Jan 29 2016
By Eleanor McDermid, Senior medwireNews Reporter
Fingolimod is unable to slow disability progression or brain volume loss in patients with primary progressive multiple sclerosis (MS), show the findings of the INFORMS study.
The findings, which are published in The Lancet, are consistent with the failure of other drugs that are effective against relapsing–remitting MS to influence the course of the progressive form.
However, success for other medications – notably biotin and ocrelizumab – has recently been reported in patients with primary progressive MS.
The lack of effect on clinical outcomes in the INFORMS study came despite fingolimod producing around a 75% reduction in the number of gadolinium-enhancing and new T2 lesions on brain magnetic resonance imaging over the 36 months of the trial.
“These results are consistent with those of previous studies that showed disconnect between acute inflammatory lesions and clinical progression or brain atrophy”, say Benjamin Segal (University of Michigan, Ann Arbor, USA) and Olaf Stüve (University of Texas Southwestern Medical Center at Dallas, USA) in an accompanying commentary.
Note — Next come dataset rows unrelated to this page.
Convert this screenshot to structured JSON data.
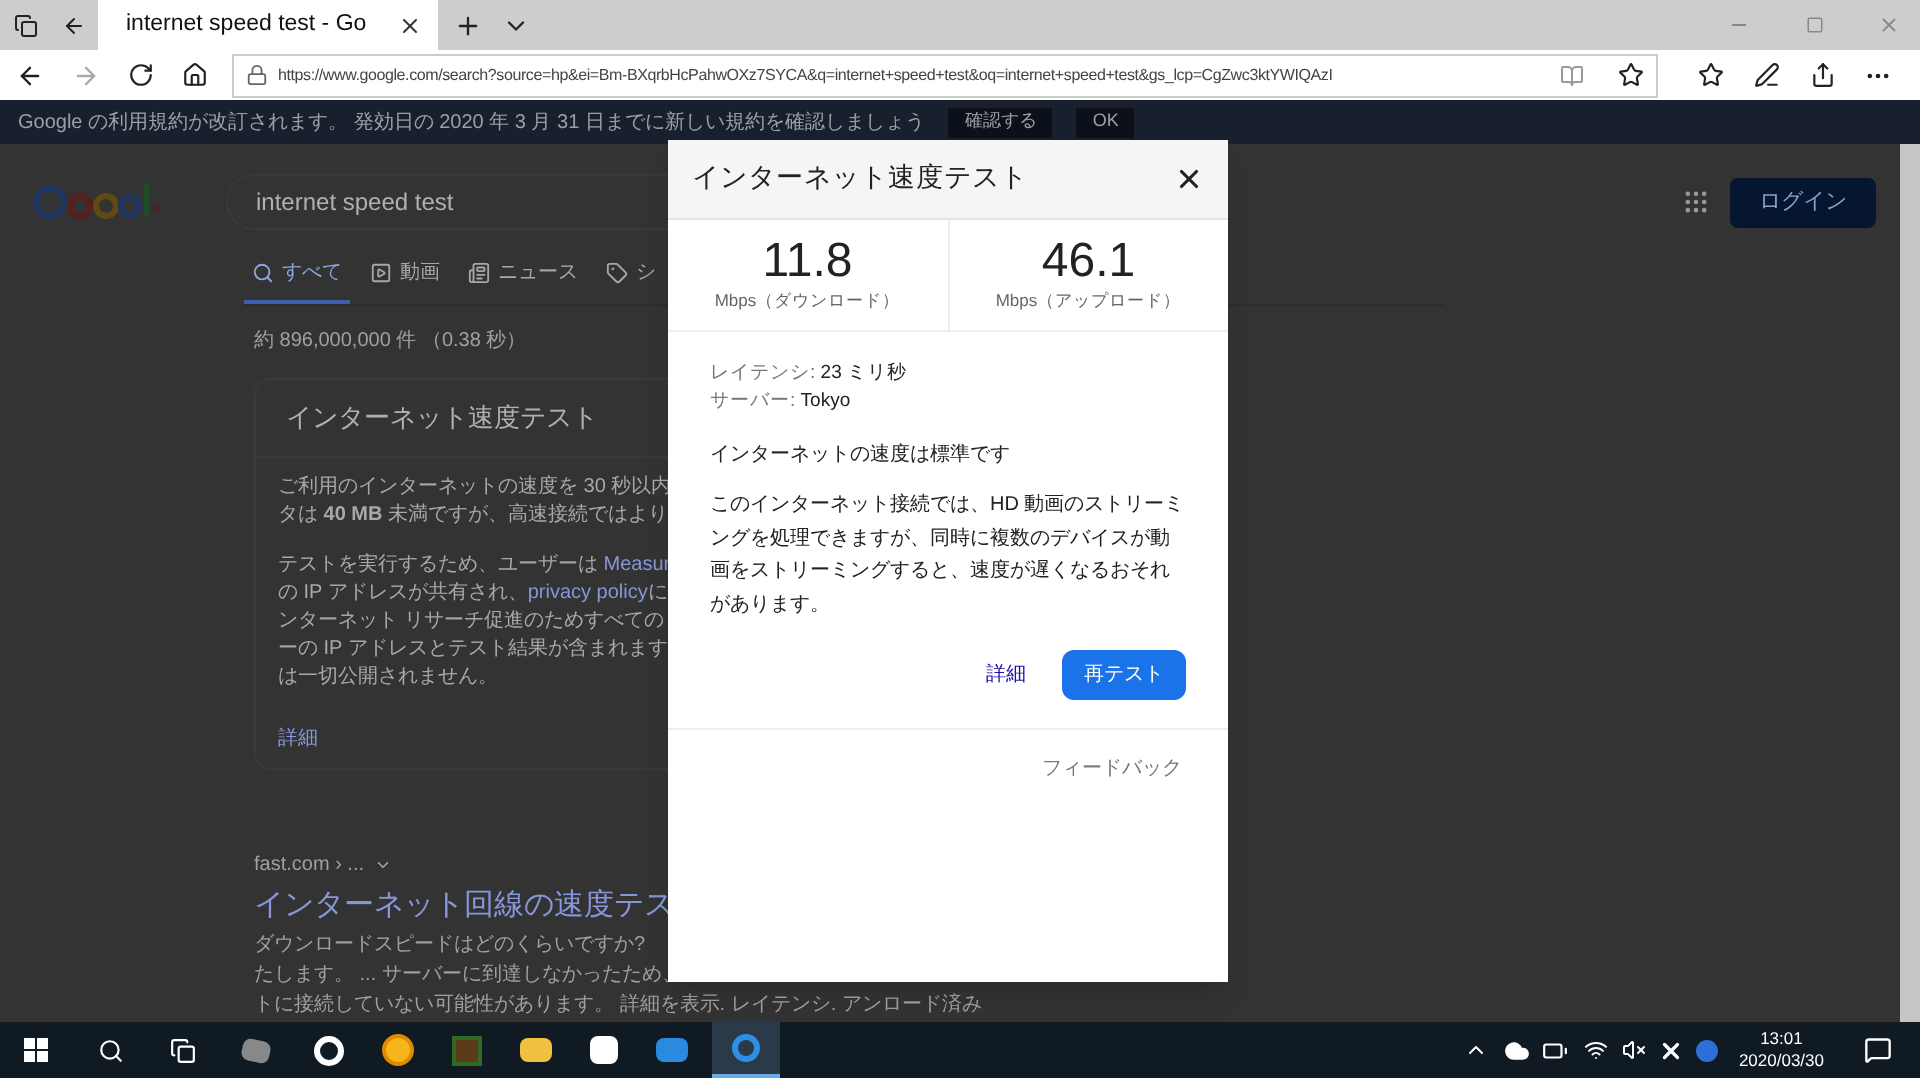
{
  "browser": {
    "tab_title": "internet speed test - Go",
    "url": "https://www.google.com/search?source=hp&ei=Bm-BXqrbHcPahwOXz7SYCA&q=internet+speed+test&oq=internet+speed+test&gs_lcp=CgZwc3ktYWIQAzI"
  },
  "banner": {
    "text": "Google の利用規約が改訂されます。 発効日の 2020 年 3 月 31 日までに新しい規約を確認しましょう",
    "buttons": [
      "確認する",
      "OK"
    ]
  },
  "search": {
    "query": "internet speed test",
    "login": "ログイン"
  },
  "search_tabs": [
    {
      "label": "すべて",
      "selected": true,
      "kind": "search"
    },
    {
      "label": "動画",
      "selected": false,
      "kind": "video"
    },
    {
      "label": "ニュース",
      "selected": false,
      "kind": "news"
    },
    {
      "label": "シ",
      "selected": false,
      "kind": "shopping"
    }
  ],
  "result_stats": "約 896,000,000 件 （0.38 秒）",
  "card": {
    "title": "インターネット速度テスト",
    "paragraphs": [
      [
        [
          {
            "text": "ご利用のインターネットの速度を 30 秒以内"
          }
        ],
        [
          {
            "text": "タは **40 MB** 未満ですが、高速接続ではより"
          }
        ]
      ],
      [
        [
          {
            "text": "テストを実行するため、ユーザーは "
          },
          {
            "text": "Measur",
            "link": true
          }
        ],
        [
          {
            "text": "の IP アドレスが共有され、"
          },
          {
            "text": "privacy policy",
            "link": true
          },
          {
            "text": "に"
          }
        ],
        [
          {
            "text": "ンターネット リサーチ促進のためすべての"
          }
        ],
        [
          {
            "text": "ーの IP アドレスとテスト結果が含まれます"
          }
        ],
        [
          {
            "text": "は一切公開されません。"
          }
        ]
      ]
    ],
    "link": "詳細"
  },
  "result": {
    "breadcrumb": "fast.com › ...",
    "title": "インターネット回線の速度テス",
    "snippet": [
      "ダウンロードスピードはどのくらいですか?",
      "たします。 ... サーバーに到達しなかったため、",
      "トに接続していない可能性があります。 詳細を表示. レイテンシ. アンロード済み"
    ]
  },
  "dialog": {
    "title": "インターネット速度テスト",
    "speeds": [
      {
        "value": "11.8",
        "unit": "Mbps（ダウンロード）"
      },
      {
        "value": "46.1",
        "unit": "Mbps（アップロード）"
      }
    ],
    "details": [
      {
        "label": "レイテンシ:",
        "value": "23 ミリ秒"
      },
      {
        "label": "サーバー:",
        "value": "Tokyo"
      }
    ],
    "status": "インターネットの速度は標準です",
    "description": "このインターネット接続では、HD 動画のストリーミングを処理できますが、同時に複数のデバイスが動画をストリーミングすると、速度が遅くなるおそれがあります。",
    "more_link": "詳細",
    "retest": "再テスト",
    "feedback": "フィードバック"
  },
  "taskbar": {
    "time": "13:01",
    "date": "2020/03/30"
  }
}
They note that “the relative importance of inflammatory versus neurodegenerative processes in progressive forms of multiple sclerosis is widely debated.”
INFORMS investigator Fred Lublin (Icahn School of Medicine at Mount Sinai, New York, USA) and team used a composite primary endpoint based on an increase in Expanded Disability Status Scale (0.5 or 1.0 points for baseline scores of ≤5.0 or ≥5.5, respectively) and a 20% increase in the 25-foot Timed-Walk Test or Nine-Hole Peg Test time.
“This composite endpoint yielded more progression events than its components”, says the team.
By this measure, 3-month confirmed disability progression occurred in 69% of the 336 patients randomly assigned to receive fingolimod 0.5 mg/day and 69% of the 487 patients assigned to the placebo group. There were also no differences for the individual components of the composite endpoint and for 6-month confirmed disability progression.
And brain volume was unaffected by treatment; it declined by 1.49% in the fingolimod group and 1.53% in the placebo group.
“The results of INFORMS suggest that anti-inflammatory strategies applied at present in relapse-onset multiple sclerosis are unlikely to be beneficial in primary progressive multiple sclerosis, and that novel approaches might be needed to treat patients with primary progressive multiple sclerosis”, conclude the researchers.